One surprise for me, as I’ve thought about the senses, is that while I assumed that touch was a background sense for me, I actually valued it very highly. How could I not realize that about myself? I’m not sure! But now I spend a lot more time thinking about the power and pleasure of our sense of touch.
One superpower of touch is its ability to connect us to other people.
For babies, children, and adults as well, in the appropriate context, human touch can lower stress, blood pressure, and pain; boost our immune system and mood, and help us to sleep better. Because being touched by another person releases natural opiates in the brain, touch practices like massage have long been associated with health, comfort, and pain relief. Appropriate touch helps to foster feelings of gratitude, trust, and sympathy. When we’re touched by doctors, we tend to rate them as more caring—and we even have better medical outcomes.
In her powerful memoir, Everything Happens for a Reason: And Other Lies I’ve Loved (Amazon, Bookshop), professor Kate Bowler writes about her experience living with Stage 4 cancer.
She tells a story that I keep thinking about. Here’s a lightly edited version.
She writes:
When I was in the hospital, I learned that when doctors want to tell you something, they will tell you at 4:00 a.m., when they start rounds and you are sleeping, and if it’s really bad, they will send the person…the greenest and most anxious doctor in the universe.

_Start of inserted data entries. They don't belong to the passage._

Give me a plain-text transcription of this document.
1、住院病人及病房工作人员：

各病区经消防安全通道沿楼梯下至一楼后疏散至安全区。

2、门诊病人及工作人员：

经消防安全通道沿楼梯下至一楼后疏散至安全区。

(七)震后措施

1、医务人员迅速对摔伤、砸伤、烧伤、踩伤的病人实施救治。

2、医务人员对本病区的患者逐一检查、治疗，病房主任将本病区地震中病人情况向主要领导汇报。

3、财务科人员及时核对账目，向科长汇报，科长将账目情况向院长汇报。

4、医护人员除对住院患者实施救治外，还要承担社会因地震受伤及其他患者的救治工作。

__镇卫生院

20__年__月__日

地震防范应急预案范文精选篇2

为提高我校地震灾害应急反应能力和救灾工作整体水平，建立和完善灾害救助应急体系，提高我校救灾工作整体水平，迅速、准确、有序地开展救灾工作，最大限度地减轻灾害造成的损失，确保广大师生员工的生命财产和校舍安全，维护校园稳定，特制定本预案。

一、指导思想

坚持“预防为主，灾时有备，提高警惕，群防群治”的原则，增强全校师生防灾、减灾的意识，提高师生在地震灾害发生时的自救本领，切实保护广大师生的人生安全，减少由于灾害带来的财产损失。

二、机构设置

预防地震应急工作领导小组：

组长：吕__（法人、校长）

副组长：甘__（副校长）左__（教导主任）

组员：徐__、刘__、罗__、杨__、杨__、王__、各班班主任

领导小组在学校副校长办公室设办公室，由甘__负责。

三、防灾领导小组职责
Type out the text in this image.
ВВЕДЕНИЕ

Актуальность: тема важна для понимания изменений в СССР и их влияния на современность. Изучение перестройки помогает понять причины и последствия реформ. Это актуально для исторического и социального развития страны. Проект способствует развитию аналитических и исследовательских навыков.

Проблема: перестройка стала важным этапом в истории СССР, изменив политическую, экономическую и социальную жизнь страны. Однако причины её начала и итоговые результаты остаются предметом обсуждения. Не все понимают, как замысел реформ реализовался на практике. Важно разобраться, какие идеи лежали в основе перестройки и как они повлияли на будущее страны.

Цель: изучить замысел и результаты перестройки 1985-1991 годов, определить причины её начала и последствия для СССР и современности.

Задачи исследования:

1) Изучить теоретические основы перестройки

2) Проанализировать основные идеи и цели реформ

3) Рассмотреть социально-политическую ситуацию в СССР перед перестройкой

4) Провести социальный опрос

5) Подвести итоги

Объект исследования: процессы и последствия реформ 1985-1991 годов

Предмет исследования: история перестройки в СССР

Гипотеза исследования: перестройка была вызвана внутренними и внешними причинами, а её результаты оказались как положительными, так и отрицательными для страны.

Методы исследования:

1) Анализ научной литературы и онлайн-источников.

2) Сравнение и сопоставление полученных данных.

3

So she’s in the hospital, it’s the middle of the night, and a doctor shows up.
She continues:
He sat down, and of everything he said, all I remembered was ‘You have a thirty to fifty percent chance of survival.’ By their definition, survival meant two years of life. And everything in my mind blurred and slowed. All I could think of to say was “If you’re going to say stuff like that to me, you’d better be holding my hand.
There really is a special power in the human touch, in a feeling of a loving, physical connection.
By the way, that book came out several years ago, and Kate is going strong.